Cette victoire du joueur de 24 ans, combinée au quart de finale 100 % italien entre Matteo Berrettini et Matteo Arnaldi plus tard ce mercredi soir, assure à l’Italie d’avoir au moins deux représentants dans le dernier carré masculin, et quoi qu’il arrive un finaliste. Une ironie de l’histoire puisque ce scénario se produit dans la partie de tableau initialement promise à Jannik Sinner.

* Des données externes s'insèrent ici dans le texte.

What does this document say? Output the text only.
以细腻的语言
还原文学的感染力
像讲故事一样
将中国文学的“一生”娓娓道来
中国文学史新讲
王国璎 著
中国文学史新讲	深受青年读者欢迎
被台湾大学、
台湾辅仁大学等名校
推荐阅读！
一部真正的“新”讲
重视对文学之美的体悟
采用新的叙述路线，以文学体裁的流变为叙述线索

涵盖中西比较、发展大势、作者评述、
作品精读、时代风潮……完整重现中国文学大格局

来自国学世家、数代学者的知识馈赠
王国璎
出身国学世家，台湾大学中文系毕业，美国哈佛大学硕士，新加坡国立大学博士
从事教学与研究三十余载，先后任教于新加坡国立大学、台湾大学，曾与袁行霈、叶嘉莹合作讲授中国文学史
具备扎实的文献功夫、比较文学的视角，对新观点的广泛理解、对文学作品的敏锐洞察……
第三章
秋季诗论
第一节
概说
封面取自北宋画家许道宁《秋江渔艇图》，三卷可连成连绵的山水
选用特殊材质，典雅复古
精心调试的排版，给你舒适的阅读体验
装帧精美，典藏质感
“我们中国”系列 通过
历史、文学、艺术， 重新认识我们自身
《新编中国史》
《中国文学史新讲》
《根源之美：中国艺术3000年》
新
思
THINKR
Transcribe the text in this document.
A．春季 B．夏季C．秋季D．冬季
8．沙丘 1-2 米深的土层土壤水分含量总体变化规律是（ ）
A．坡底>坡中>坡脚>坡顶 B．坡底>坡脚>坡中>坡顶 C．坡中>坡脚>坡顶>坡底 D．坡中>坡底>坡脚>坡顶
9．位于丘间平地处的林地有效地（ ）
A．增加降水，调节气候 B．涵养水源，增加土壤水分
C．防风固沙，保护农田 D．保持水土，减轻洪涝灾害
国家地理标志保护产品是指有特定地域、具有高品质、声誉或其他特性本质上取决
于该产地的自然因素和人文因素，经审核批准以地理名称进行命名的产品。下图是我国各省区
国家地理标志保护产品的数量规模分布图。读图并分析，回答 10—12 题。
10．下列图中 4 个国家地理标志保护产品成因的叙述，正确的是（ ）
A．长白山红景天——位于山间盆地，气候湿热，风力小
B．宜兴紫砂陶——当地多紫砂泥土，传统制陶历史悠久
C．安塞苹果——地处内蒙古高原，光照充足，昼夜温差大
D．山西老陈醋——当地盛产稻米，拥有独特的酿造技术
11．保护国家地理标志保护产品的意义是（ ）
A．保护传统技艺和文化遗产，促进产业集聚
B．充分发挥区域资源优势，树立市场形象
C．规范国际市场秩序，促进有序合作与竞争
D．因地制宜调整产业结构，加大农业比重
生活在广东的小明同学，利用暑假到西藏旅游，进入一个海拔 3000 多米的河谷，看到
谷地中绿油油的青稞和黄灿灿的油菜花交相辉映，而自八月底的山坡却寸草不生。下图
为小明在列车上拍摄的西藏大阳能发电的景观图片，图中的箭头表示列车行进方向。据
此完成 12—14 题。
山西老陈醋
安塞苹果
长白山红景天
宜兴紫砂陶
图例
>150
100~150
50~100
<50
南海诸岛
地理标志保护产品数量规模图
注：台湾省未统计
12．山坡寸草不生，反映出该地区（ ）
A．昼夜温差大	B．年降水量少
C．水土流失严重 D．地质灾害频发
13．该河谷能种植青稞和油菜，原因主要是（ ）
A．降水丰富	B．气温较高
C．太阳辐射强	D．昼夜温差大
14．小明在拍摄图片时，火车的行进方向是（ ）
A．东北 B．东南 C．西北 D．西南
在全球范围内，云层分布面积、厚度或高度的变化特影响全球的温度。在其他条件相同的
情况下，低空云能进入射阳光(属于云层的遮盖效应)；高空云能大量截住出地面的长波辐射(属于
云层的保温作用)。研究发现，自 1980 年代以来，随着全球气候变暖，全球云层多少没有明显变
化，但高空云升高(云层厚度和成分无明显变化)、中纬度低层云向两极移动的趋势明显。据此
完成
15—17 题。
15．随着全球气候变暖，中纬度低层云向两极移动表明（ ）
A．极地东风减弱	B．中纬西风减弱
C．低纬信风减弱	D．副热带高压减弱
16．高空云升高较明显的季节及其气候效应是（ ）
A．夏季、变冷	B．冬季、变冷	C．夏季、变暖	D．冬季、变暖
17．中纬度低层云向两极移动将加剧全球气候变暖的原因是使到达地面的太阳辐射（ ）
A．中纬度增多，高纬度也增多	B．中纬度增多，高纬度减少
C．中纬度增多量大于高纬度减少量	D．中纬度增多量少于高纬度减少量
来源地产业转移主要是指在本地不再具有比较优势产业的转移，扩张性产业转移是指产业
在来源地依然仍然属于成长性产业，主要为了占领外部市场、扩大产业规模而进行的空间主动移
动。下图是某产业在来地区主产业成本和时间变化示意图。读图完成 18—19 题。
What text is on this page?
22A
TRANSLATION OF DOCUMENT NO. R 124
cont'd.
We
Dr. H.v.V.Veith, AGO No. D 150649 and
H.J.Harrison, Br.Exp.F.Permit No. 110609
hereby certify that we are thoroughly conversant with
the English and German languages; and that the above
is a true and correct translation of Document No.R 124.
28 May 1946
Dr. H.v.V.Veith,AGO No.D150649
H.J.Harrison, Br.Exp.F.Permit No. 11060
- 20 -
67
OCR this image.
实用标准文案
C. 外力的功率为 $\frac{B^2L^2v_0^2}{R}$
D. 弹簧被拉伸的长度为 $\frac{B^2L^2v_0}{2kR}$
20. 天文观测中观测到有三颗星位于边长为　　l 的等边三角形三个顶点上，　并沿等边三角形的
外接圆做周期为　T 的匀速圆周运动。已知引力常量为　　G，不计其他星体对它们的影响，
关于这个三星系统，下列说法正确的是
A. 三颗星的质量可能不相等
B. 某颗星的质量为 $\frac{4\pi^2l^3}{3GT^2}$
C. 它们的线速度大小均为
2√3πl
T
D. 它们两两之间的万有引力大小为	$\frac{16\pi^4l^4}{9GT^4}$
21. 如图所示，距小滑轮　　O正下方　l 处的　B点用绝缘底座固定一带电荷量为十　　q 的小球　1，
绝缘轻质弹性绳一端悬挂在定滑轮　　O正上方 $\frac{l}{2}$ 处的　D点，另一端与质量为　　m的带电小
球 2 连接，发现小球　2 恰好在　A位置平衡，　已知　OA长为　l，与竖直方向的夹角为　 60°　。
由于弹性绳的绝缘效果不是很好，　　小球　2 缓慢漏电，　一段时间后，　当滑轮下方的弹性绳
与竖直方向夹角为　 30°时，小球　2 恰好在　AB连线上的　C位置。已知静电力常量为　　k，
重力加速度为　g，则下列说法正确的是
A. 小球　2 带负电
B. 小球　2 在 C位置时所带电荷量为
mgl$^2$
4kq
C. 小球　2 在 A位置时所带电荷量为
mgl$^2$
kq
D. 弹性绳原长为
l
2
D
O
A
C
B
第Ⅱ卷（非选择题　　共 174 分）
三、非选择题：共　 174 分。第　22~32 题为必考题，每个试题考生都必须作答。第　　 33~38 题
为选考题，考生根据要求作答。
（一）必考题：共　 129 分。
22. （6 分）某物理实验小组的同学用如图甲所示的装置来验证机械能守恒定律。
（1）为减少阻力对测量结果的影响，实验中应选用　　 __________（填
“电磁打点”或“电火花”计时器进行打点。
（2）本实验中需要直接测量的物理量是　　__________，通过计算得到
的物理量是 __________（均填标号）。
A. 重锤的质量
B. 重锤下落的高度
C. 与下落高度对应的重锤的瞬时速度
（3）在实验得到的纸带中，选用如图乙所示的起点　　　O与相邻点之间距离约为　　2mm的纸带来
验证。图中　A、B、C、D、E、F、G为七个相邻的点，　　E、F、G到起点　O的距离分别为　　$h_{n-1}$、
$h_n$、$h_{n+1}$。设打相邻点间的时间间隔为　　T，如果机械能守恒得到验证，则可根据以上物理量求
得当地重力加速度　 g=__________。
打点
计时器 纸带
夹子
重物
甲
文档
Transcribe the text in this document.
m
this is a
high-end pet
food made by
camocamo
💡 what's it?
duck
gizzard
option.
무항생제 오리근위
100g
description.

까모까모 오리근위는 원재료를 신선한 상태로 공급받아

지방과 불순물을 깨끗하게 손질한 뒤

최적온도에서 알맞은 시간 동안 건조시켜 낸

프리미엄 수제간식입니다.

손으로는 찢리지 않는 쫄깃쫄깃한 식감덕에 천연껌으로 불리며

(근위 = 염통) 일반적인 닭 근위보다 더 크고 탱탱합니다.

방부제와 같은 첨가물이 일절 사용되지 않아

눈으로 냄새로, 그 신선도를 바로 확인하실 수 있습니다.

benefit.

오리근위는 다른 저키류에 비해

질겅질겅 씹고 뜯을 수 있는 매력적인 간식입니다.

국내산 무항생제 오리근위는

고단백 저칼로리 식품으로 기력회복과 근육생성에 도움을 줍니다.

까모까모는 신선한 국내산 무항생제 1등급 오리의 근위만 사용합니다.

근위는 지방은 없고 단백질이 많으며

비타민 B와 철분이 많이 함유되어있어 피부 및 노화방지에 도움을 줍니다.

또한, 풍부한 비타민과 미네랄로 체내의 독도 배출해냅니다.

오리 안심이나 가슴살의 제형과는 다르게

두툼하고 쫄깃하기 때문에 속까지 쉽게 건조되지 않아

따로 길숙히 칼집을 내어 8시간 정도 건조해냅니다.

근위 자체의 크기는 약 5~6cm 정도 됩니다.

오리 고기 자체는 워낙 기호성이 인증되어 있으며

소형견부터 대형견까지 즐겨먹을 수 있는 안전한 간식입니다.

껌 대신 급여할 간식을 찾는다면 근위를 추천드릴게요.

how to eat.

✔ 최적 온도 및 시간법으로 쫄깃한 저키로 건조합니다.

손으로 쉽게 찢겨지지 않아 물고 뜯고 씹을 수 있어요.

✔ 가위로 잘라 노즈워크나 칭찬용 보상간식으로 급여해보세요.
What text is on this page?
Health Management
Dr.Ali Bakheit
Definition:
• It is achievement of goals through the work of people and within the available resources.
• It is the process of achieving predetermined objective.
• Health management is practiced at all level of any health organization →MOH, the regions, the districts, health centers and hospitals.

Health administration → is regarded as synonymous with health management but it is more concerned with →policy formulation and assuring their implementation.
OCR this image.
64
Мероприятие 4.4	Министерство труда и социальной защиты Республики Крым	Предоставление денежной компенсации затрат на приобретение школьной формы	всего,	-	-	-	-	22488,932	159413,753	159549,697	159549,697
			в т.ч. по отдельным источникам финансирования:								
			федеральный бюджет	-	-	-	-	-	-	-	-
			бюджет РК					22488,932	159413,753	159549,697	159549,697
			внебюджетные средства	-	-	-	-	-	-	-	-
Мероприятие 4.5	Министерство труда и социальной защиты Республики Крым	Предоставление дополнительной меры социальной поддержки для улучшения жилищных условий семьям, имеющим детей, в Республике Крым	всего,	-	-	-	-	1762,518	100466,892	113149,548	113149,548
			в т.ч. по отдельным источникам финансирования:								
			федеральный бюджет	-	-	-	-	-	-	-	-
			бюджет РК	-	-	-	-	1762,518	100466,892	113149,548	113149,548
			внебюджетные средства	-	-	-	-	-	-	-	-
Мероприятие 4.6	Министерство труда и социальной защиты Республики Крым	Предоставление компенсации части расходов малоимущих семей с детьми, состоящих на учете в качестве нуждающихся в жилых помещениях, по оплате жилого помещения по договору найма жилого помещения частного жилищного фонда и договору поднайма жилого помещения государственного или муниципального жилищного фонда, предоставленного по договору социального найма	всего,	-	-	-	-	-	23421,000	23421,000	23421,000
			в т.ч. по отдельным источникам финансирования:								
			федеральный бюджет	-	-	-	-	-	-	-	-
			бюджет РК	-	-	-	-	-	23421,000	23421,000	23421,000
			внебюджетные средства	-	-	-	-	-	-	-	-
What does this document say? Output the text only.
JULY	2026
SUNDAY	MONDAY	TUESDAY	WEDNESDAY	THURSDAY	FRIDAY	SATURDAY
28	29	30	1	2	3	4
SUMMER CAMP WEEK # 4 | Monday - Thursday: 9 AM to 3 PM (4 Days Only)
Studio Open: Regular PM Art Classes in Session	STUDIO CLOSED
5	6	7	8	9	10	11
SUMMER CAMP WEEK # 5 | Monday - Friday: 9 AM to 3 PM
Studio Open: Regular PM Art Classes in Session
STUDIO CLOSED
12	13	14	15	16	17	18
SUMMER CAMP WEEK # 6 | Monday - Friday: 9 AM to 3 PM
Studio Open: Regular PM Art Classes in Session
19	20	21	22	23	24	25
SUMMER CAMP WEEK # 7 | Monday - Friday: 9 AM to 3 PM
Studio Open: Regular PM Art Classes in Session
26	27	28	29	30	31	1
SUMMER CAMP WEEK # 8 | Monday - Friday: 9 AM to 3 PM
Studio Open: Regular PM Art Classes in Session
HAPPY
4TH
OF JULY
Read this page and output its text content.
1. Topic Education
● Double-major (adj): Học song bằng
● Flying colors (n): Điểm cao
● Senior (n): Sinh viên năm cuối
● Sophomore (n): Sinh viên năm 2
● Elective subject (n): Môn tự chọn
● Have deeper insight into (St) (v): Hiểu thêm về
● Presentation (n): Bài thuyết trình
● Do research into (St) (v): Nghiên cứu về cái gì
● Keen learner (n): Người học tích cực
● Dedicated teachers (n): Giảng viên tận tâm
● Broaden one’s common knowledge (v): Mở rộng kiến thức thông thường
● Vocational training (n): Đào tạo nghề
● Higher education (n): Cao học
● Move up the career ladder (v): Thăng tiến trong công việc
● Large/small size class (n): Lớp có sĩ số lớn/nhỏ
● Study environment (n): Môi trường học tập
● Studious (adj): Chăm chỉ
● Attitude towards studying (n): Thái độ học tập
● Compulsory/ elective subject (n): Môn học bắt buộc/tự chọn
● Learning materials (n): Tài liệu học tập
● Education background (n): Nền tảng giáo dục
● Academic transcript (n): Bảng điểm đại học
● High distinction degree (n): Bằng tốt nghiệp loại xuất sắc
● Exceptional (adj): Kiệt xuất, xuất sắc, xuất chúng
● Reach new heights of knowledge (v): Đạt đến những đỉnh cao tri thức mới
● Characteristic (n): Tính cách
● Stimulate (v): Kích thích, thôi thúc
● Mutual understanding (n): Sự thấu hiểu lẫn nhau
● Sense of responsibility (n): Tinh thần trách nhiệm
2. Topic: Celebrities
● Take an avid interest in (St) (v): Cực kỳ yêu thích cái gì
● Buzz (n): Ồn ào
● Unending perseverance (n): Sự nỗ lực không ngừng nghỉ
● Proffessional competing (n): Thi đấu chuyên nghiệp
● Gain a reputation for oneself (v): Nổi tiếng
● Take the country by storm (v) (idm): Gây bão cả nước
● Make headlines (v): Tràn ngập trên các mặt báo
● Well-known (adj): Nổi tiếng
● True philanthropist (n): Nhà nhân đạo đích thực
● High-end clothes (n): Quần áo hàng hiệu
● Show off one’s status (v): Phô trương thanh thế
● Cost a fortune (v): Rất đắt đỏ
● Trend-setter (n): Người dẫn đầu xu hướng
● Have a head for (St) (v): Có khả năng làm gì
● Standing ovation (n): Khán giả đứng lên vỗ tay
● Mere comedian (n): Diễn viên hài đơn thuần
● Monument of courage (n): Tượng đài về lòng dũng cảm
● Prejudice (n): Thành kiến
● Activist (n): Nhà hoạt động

La rencontre face à Auger-Aliassime s’est jouée sur un véritable point de bascule. Le Canadien, qui avait rallié les quarts en concédant la première manche lors de ses trois premiers tours avant d’écarter proprement Alejandro Tabilo en huitièmes, a empoché le premier set 6-4 grâce à un break unique — son entame de match la plus propre de la quinzaine.
Il a ensuite mené 3-1 dans le deuxième acte, break en poche, semblant s’envoler sur un court où il produisait son meilleur tennis de l’année. C’est le moment qu’a choisi Cobolli pour débreaker. À partir de cet instant et jusqu’à la fin du match, l’Italien a remporté ses 13 jeux de service consécutifs, breakant Auger-Aliassime une fois dans chacune des manches suivantes pour déployer un tennis sur terre battue qui lui échappait encore dans ce tournoi il y a deux mois.
Les statistiques de la quinzaine de Cobolli illustrent parfaitement l’ampleur de sa progression. Il n’a abandonné que deux sets depuis le début du tournoi : le troisième face à Zachary Svajda en huitièmes, et le premier ce mercredi. Avant cette rencontre, il affichait un bilan de 0-6 contre les joueurs du top 10 en Grand Chelem, n’ayant atteint jusqu’ici qu’un seul quart de finale majeur, à Wimbledon l’an passé.
Le Romain avait l’habitude de briller sur ocre au format Masters 1000 — avec des demi-finales à Hambourg, des finales à Bucarest ou encore Acapulco —, mais il n’avait jamais réussi à franchir ce cap en Grand Chelem lorsque l’occasion se présentait. C’est désormais chose faite.
Coup d’arrêt pour Auger-Aliassime
Cette victoire le propulse en demi-finale face à Berrettini, finaliste de Wimbledon 2021 et quart-de-finaliste à Paris la même année, qui a passé les trois dernières saisons à reconstruire son jeu après une cascade de blessures, ou Arnaldi, 104e mondial, qui a atteint les quarts après avoir passé 17 heures et 42 minutes sur le court. Il s’agit du plus long parcours pour atteindre les quarts de finale d’un Grand Chelem depuis 35 ans que l’ATP comptabilise le temps de jeu. Peu importe l’affiche, le choc pour une place en finale sera 100 % transalpin.
Le duel entre Berrettini et Arnaldi est programmé ce mercredi soir.
Pour Auger-Aliassime, cette défaite met fin au plus beau parcours de sa carrière à Roland-Garros, sur une surface qui ne l’avait guère gâté par le passé : il restait sur six éliminations au premier tour en sept participations avant cette édition, bien que son salut au premier tour en cinq sets face à Daniel Altmaier ait donné le ton d’une quinzaine marquée par des démarrages poussifs.